Гляди! Стоило потрудиться!
...И вот, пока не вернется Карон, Потерло вместо него носит сапоги,
которые не успел износить баварский пулеметчик.
Так по мере сил, разумения, энергии, возможности и смелости каждый
изворачивается, стараясь бороться с чудовищными невзгодами. Каждый
показывает себя и словно говорит: "Вот все, что я сумел, смог, посмел
сделать в страшной беде, в которую попал".
Мениль Жозеф дремлет, Блер зевает. Мартро уставился в одну точку и
курит. Ламюз чешется, как горилла, а Эдор - как мартышка. Вольпат кашляет и
ворчит: "Я подохну". Мениль Андре вынул зеркальце и гребенку и холит свою
шикарную каштановую бороду, словно редкостное растение. Однообразная тишина
то тут, то там прерывается приступами неистового волнения, вызываемого
повсеместным, неизбежным, заразительным присутствием паразитов.

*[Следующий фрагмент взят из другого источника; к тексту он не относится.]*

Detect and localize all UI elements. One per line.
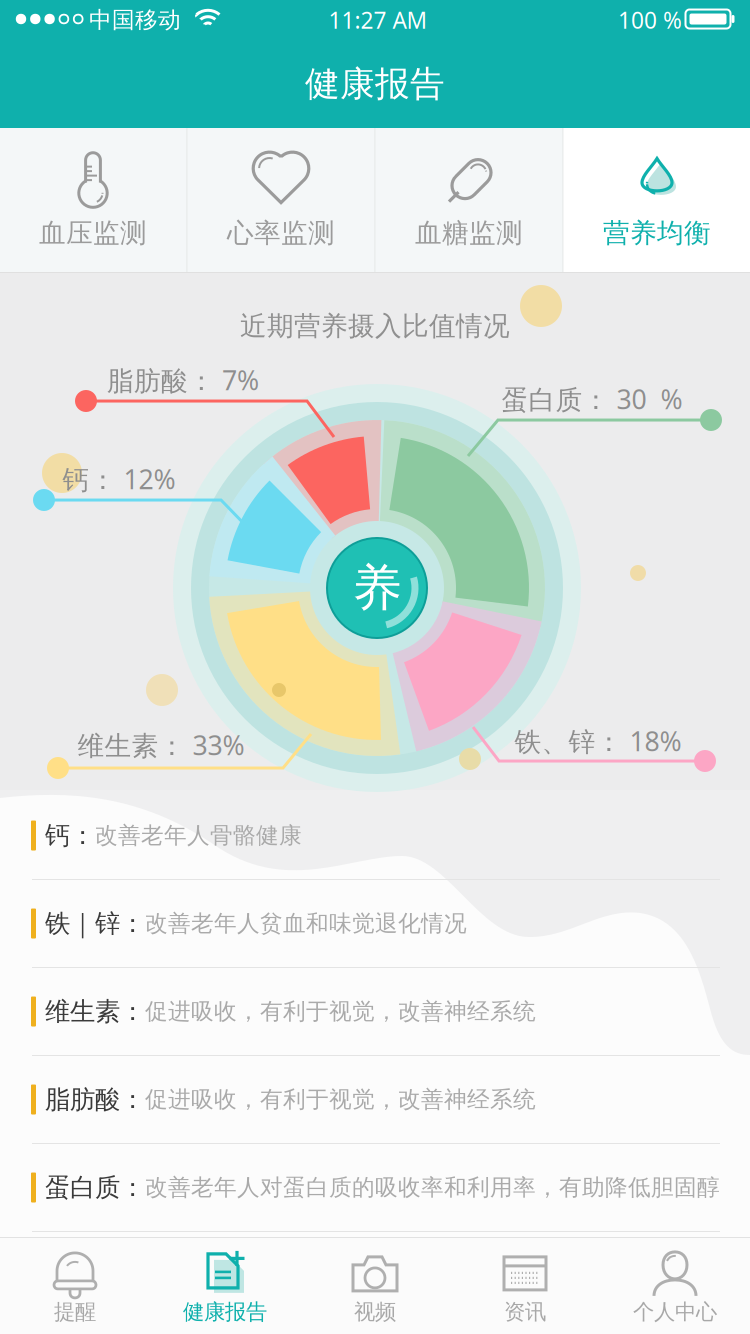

Барк - парень наблюдательный; он обводит всех взглядом, вынимает изо
рта трубку, плюет, подмигивает и говорит:
- Ну и не похожи мы друг на друга!
- А с чего нам быть похожими? - отвечает Ламюз. - Это было бы чудом.
Наш возраст? Мы все разного возраста. Наш полк - резервный; его
последовательно пополняли подкрепления, - то кадровые части, то ополченцы.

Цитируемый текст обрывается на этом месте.